Monday, March 10, 2014

How to Cook Vegetables without Losing Their Vitamins and Nutrients?


Vegetables are part of our lives, as every human being eats them for both taste and to fulfill the nutritional requirements of the body. Everything that God has created has its benefits and it is up to us to learn how to prepare and eat them for a good and healthy life. Dieticians, doctors and the media seem to
be constantly reminding us that we need to eat vegetables for their nutrients, antioxidants and disease- fighting powers. But often when we cook vegetables, we lose the very nutrients we are trying to add to our diets by overcooking or cooking them with the wrong method. Fortunately, there are some ways to cook vegetables that will preserve most of their vitamins and minerals.

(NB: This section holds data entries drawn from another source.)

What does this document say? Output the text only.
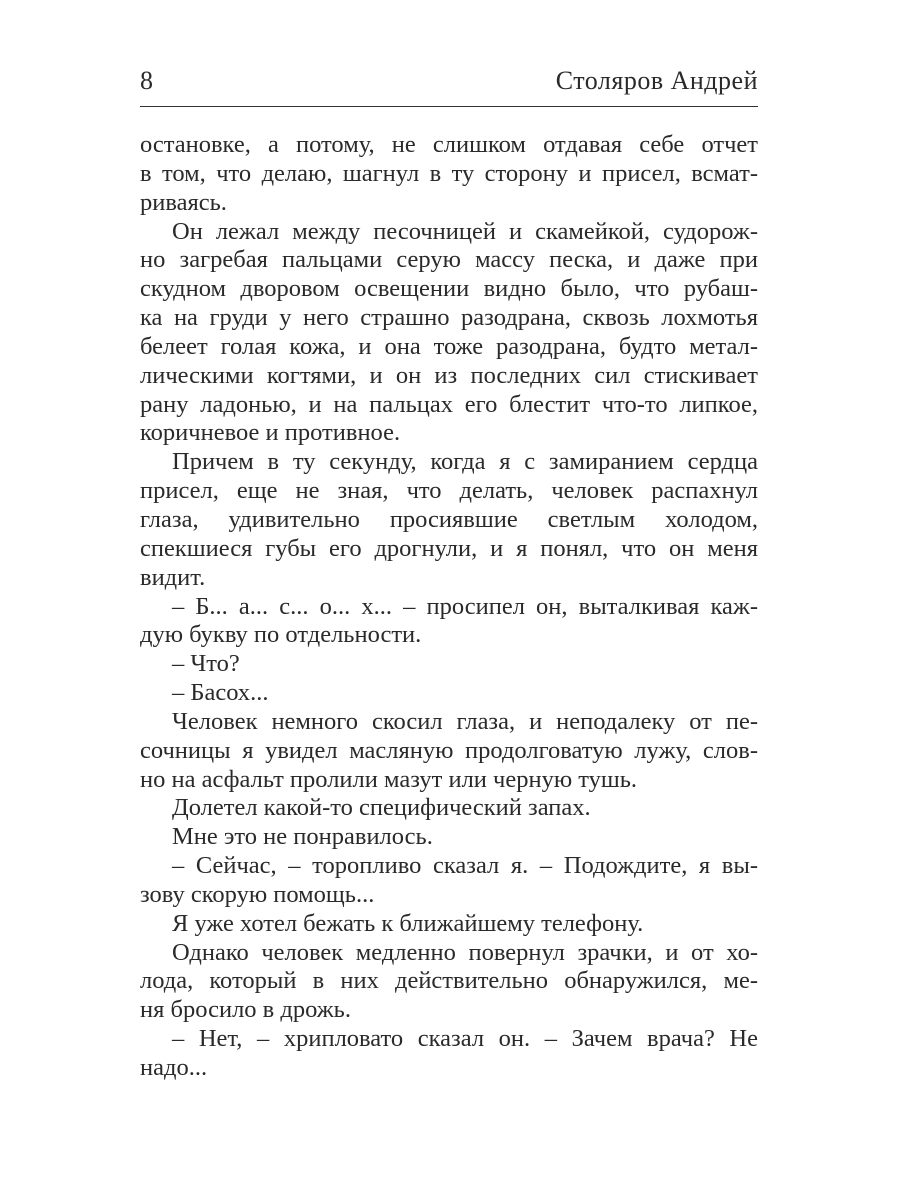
8	Столяров Андрей
остановке, а потому, не слишком отдавая себе отчет
в том, что делаю, шагнул в ту сторону и присел, всмат-
риваясь.
Он лежал между песочницей и скамейкой, судорож-
но загребая пальцами серую массу песка, и даже при
скудном дворовом освещении видно было, что рубаш-
ка на груди у него страшно разодрана, сквозь лохмотья
белеет голая кожа, и она тоже разодрана, будто метал-
лическими когтями, и он из последних сил стискивает
рану ладонью, и на пальцах его блестит что-то липкое,
коричневое и противное.
Причем в ту секунду, когда я с замиранием сердца
присел, еще не зная, что делать, человек распахнул
глаза, удивительно просиявшие светлым холодом,
спекшиеся губы его дрогнули, и я понял, что он меня
видит.
– Б... а... с... о... х... – просипел он, выталкивая каж-
дую букву по отдельности.
– Что?
– Басох...
Человек немного скосил глаза, и неподалеку от пе-
сочницы я увидел масляную продолговатую лужу, слов-
но на асфальт пролили мазут или черную тушь.
Долетел какой-то специфический запах.
Мне это не понравилось.
– Сейчас, – торопливо сказал я. – Подождите, я вы-
зову скорую помощь...
Я уже хотел бежать к ближайшему телефону.
Однако человек медленно повернул зрачки, и от хо-
лода, который в них действительно обнаружился, ме-
ня бросило в дрожь.
– Нет, – хрипловато сказал он. – Зачем врача? Не
надо...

Following are the ways by which we can get maximum nutrients from the vegetables:
1.     The freshness of vegetables also add up to there nutrient content so one may try best to get the most fresh vegetable as far as possible. Farmer’s markets are best place to get the fresh vegetables. As the freshness of vegetables start degrading they start loosing nutrient contents. So, vegetables must be purchased just before their preparation.
2.     Store the vegetables properly. Before cooking or serving the vegetables, store them in the new Green Bags or Green Containers. These storage pieces keep fruit and vegetables fresh longer by trapping gasses in them and away from the foods.
3.     Wash the vegetables before cutting or chopping to minimize nutrient loss, but do not soak them. Water takes away nutrients.
4.     Cut vegetables just before eating or cooking to retain the most amount of vitamins especially Vitamin C. The Vitamin C content of vegetables is lost at a fast rate once the vegetables have been cut or bruised. Larger the exposed area, more the loss.
5.     Vegetable should be cooked for a limited period of time as heat destroys the nutrient contents of vegetables.
6.     Steaming the vegetables is a good method of cooking as it takes less time and preserves the nutrients while frying is the worst method as they absorb huge amounts of fats thus becoming high in calories too and produces cancer-causing chemicals. Other than this Stir-frying, microwaving are also the good ways to preserve their natural goodness.
7.     Least amount of water should be used for cooking as Vegetables contain vitamin C, vitamin B and foliates, all of which dissolve in water when cooked or if more water is used don't throw away the water drink it or use it in soups or sauces.